Ни в коем случае не со всеми народами, и также не с целыми народами. Народы тоже были уставшими от войн и прежде всего умели ценить установившийся мир. Не зря период между 1815 и 1848 годом называют обывательской [55]
эпохой. Но под идиллической поверхностью громыхало, и подземные раскаты грома вздымались все это время. Сначала это были лишь студенческие волнения, позже широко распространившееся гражданское оппозиционное движение, и затем, в 1848 году, внезапно разразилась всеевропейская революция. Национальные движения, которые в конце концов взорвали европейскую систему Венского конгресса, проявились не все сразу. Сначала волновались итальянцы и поляки; затем еще и бельгийцы, венгры и немцы. Еще долго не выступали славянские народы австрийской монархии. Тем не менее, история столь бедной событиями эпохи реставрации — это одновременно история медленно подготавливающейся, скрыто становящейся все сильнее национальной и либеральной революции, которая готовила конец Европе эпохи реставрации.Историю Пруссии в эту эпоху следует рассматривать на этом двойном фоне.
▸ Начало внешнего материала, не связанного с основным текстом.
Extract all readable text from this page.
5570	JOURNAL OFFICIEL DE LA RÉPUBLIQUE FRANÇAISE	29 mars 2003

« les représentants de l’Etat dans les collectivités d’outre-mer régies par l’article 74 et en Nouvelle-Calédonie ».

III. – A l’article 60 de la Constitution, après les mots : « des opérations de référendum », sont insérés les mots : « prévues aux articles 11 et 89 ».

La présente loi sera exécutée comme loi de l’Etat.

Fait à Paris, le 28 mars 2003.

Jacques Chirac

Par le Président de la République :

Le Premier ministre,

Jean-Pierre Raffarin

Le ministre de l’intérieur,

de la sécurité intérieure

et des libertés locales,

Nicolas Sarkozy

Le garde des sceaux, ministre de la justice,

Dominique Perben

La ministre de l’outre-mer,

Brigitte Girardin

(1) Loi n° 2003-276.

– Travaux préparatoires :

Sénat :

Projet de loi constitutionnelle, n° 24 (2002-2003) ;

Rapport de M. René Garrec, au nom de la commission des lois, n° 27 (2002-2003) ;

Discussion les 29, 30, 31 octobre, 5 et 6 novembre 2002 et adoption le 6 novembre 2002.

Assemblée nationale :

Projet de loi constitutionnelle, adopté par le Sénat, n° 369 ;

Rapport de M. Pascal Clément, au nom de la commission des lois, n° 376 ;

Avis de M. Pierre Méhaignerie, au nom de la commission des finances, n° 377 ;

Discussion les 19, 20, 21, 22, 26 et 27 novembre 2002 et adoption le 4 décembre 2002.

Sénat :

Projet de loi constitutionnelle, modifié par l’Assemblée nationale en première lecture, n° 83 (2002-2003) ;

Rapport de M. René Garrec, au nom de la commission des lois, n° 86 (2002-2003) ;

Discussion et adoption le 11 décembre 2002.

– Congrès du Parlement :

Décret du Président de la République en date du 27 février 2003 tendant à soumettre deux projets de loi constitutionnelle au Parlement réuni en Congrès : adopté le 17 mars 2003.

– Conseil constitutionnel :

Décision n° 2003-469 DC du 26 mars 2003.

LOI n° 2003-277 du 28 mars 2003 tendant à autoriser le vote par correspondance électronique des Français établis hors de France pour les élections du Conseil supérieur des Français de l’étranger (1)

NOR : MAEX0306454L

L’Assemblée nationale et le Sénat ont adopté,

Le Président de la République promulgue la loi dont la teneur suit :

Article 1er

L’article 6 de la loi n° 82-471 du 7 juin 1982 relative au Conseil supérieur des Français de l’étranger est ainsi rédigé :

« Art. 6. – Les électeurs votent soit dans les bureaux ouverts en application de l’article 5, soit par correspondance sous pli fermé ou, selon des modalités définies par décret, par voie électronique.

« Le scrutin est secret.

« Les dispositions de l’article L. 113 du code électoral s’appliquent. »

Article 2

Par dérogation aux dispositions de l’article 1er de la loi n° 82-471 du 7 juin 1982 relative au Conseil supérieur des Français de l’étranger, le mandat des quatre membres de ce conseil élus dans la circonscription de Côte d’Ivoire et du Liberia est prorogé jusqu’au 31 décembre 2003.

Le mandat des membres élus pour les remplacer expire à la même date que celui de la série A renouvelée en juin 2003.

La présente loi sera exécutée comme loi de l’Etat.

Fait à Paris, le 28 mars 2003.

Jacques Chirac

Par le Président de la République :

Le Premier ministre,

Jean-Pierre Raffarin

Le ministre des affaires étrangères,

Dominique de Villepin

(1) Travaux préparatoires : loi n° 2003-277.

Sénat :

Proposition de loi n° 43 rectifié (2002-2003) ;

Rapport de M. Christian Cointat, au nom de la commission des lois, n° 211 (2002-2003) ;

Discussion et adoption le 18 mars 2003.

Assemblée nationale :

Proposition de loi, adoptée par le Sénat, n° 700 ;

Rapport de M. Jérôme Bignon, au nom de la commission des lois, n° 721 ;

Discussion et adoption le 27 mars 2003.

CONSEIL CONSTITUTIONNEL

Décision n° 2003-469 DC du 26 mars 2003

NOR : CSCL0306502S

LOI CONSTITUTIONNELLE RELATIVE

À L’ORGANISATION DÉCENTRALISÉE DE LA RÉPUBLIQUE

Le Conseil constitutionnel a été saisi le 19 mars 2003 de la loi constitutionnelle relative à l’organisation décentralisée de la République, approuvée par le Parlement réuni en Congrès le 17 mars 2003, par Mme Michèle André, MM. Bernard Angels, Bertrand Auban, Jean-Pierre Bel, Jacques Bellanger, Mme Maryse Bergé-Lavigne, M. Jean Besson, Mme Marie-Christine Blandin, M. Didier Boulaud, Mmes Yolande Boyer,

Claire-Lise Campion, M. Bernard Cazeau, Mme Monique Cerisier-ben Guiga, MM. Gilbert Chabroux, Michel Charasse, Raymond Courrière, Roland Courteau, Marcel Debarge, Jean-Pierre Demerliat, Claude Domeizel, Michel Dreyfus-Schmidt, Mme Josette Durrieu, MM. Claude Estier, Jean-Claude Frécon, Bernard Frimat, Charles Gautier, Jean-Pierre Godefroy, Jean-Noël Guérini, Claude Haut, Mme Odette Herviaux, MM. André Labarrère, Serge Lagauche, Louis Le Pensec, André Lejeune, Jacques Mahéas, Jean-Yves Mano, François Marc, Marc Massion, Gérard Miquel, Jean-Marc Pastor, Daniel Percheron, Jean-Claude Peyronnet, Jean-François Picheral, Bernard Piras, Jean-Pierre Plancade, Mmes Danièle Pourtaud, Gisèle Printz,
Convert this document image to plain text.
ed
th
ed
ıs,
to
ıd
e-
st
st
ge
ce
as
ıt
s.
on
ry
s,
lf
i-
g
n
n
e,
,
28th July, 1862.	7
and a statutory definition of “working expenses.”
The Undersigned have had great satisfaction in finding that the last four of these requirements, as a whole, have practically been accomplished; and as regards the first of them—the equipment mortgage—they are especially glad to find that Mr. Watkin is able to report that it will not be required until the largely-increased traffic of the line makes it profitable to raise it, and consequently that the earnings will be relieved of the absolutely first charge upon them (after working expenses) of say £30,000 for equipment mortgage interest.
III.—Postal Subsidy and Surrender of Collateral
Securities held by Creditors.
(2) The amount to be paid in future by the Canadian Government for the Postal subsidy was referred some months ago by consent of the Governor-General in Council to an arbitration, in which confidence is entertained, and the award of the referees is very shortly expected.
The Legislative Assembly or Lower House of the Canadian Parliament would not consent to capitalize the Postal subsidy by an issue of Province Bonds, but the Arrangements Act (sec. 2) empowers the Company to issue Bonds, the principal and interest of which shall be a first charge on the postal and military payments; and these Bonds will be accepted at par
При этом бросается в глаза вот что: хотя Пруссия совершенно сознательно и прямо-таки с энтузиазмом включилась в "великий европейский альянс" против революции, все же она совершенно невольно, да, против своей воли, всегда стояла одной ногой в другом лагере. Она не совсем забыла и не изгладила из памяти, что в наполеоновское время по крайней мере кокетничала с идеями Французской революции; да и многим из реформ Штайна-Гарденберга не был дан задний ход.
Далее: у нее и теперь еще — как раз сейчас опять-таки — была поразительно неполная, разорванная территория. И она не совсем забыла, что из-за такого неудовлетворительного территориального обличья во время всей своей предшествующей истории постоянно была побуждаема к политике объединения и увеличения своих территорий. Она могла искренне отрекаться теперь от этого, но полностью в это не верилось.
И наконец, в медленно разворачивающемся немецком национальном движении для Пруссии существовала не только опасность, но и был шанс. В случае австрийского многонационального государства это национальное движение было чистым взрывчатым веществом. Для Пруссии оно могло стать соблазном: теперь оно не было более, несмотря на свое польское меньшинство, государством двух народов, а стало абсолютно преобладающе немецким государством — единственная почти чисто немецкая великая держава; и многие из немецких националистов времени реставрации, например шваб Пфайцер и гессенец Гагерн еще задолго до 1848 года предлагали Пруссии занять ведущую роль среди немцев. Правда, об этом официальная Пруссия в это время знать ничего не желала, а если люди, выражавшие такие мысли, были прусскими подданными (как Арндт, Ян или Шляйермахер), то их привлекали к ответственности и подвергали преследованиям.
Вообще обращает на себя внимание бесславная деятельность Пруссии в "преследованиях демагогов" в двадцатые и в тридцатые годы. То, что многие из преследовавшихся "демагогов" — то есть либеральные немецкие националисты, которые мечтали о будущем немецком буржуазном государстве — возлагали свои надежды как раз на Пруссию, совершенно не помогало им в прусских учреждениях власти и в прусских судах. Пруссия отбивалась как от "немецкой миссии", так и от своего собственного либерального прошлого с удвоенным ожесточением, происходившим из осознания скрытого искушения, и в последние двадцать лет правления Фридриха Вильгельма III она заслужила сомнительную славу в качестве цензурного и полицейского государства. Удивительно было то, что она одновременно переживала в целом внушающий уважение расцвет культуры. В то время как Гейне и Гёррес спасались от прусского цензора — или даже от прусского судебного пристава — Шинкель и Раух украшали Берлин, а Мендельсон сочинил "Страсти по Матфею". Академическая жизнь в Пруссии "эпохи бидермайер" тоже имела две стороны. Никогда ранее в Берлинском университете не было более блестящих имен: Гегель и Шеллинг, Савиньи и Ранке — и в то же время сотни мятежных студентов исчезли за крепостными стенами. В берлинских салонах, переживших свой первый великий расцвет в наполеоновское время, все еще царило остроумие. Поразительная эпоха прусской истории, так сказать — Серебряный Век: элегантный застой, заплесневелая идиллия — и глубочайший мир; даже знаменитая армия почивала на своих лаврах. Когда в 1864 году после штурма Дюппельских окопов на Унтер-ден-Линден должны были произвести победный салют, не нашлось никого, кто бы знал, сколько залпов при этом следует дать.